The letter to Kofi Annan, authored by Texas Congresswoman Eddie Bernice Johnson and co-signed by seven other Dems in the House, complains that as the next election approaches, “there is more cause for alarm rather than less” and that the right to vote will be compromised. It charges the U.S. with systematically suppressing minority votes. Without any statistical data or other proof, the congresspersons contend that “over half of the votes that went uncounted nationwide during the last election were cast by nonwhite voters” and that black voters in America were “ten times more likely than non-black voters to have their ballots rejected.”
Sigh. Despite several recounts certifying Bush the slim winner of the last presidential election, many liberals prefer to see a conspiracy by the Man to keep the good voters down. They refuse to believe that Bush could get into office through means short of fraud.

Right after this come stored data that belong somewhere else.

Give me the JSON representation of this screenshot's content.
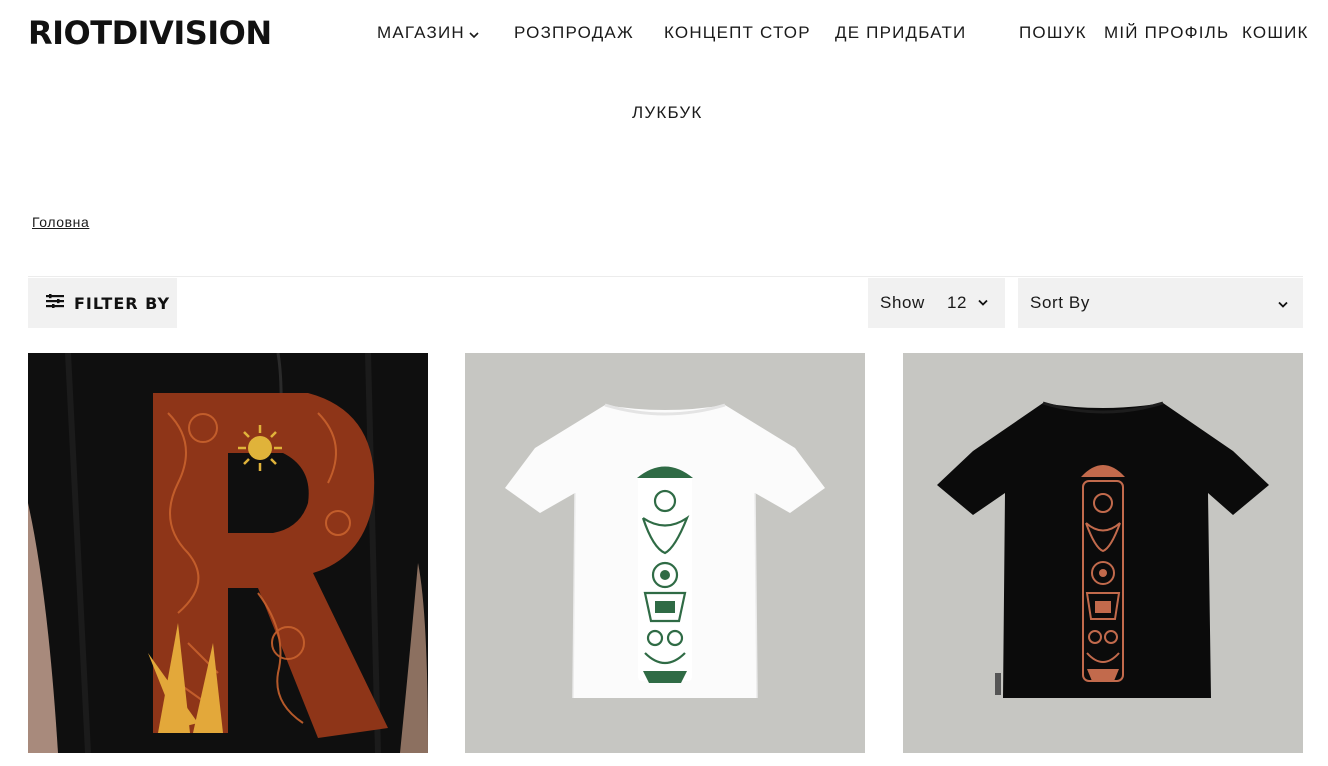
{
  "header": {
    "logo": "RIOTDIVISION",
    "nav": [
      {
        "label": "МАГАЗИН",
        "has_dropdown": true
      },
      {
        "label": "РОЗПРОДАЖ"
      },
      {
        "label": "КОНЦЕПТ СТОР"
      },
      {
        "label": "ДЕ ПРИДБАТИ"
      },
      {
        "label": "ЛУКБУК"
      }
    ],
    "utility": {
      "search": "ПОШУК",
      "profile": "МІЙ ПРОФІЛЬ",
      "cart": "КОШИК"
    }
  },
  "breadcrumb": {
    "home": "Головна"
  },
  "toolbar": {
    "filter_label": "FILTER BY",
    "show_label": "Show",
    "show_value": "12",
    "sort_label": "Sort By"
  },
  "products": [
    {
      "image": "black t-shirt with large orange ornamental R print, worn by model"
    },
    {
      "image": "white t-shirt with green vertical ornamental print on back"
    },
    {
      "image": "black t-shirt with orange vertical ornamental print on back"
    }
  ],
  "colors": {
    "text": "#1a1a1a",
    "toolbar_bg": "#f1f1f1",
    "product_bg": "#c6c6c2",
    "print_orange": "#b5532a",
    "print_green": "#2f6b45"
  },
  "icons": {
    "filter": "filter-lines-icon",
    "chevron": "chevron-down-icon"
  }
}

In the letter to Annan, Johnson says as much, calling the Supreme Court decision that ended the 2000 election “one of the most politicized and improper decisions in U.S. jurisprudence.” Maybe so but look at some of the shenanigans that led up to it: attempts to recount only Democrat-controlled counties, to shake more Gore chads out of those machines; nutty rulings by the partisan Florida Supreme Court, who were routinely spanked by the Supremes; refusing to count the Bush-leaning military vote.
LET’S CALL THE SPADES HERE: Democrats do not want a “free and fair” election in 2004. They want to win, and they are willing to preen and dissemble to do so. Right now, they’re for stronger oversight by an international body but after November 2, they’ll go back to giving illegal immigrants, 14-year-olds, and cute puppies the right to vote.
It’s almost a chore to say this but the United States doesn’t need international observers. We had a close election, which happen from time to time. But power still passed peacefully. There were no pitched battles between Al Gore and George W. militias. We are not living in Nicaragua or Argentina. There was no coup. Some may not like the Supreme Court decision, but then about half of us were bound not to.
That said, even if the United States did need observers, there is no way we could pretend that the U.N. is qualified for the job. After all, the Secretary General spends half of his U.S. taxpayer-funded time in front of television cameras flogging the current administration. Are we really to believe that the organization, as averse to the idea of a second Bush term as it is, would not tip the scales in favor of John Kerry?
When Johnson and Co. write that “As a member of the international community, we firmly believe in the importance of international human rights law and its applicability and relevance to the U.S.,” they are really appealing to the international community of Bush haters to meddle in an American election.
It would be nice to believe that, no matter what one feels about George W. Bush, Americans can agree that it is we who should decide our own elections.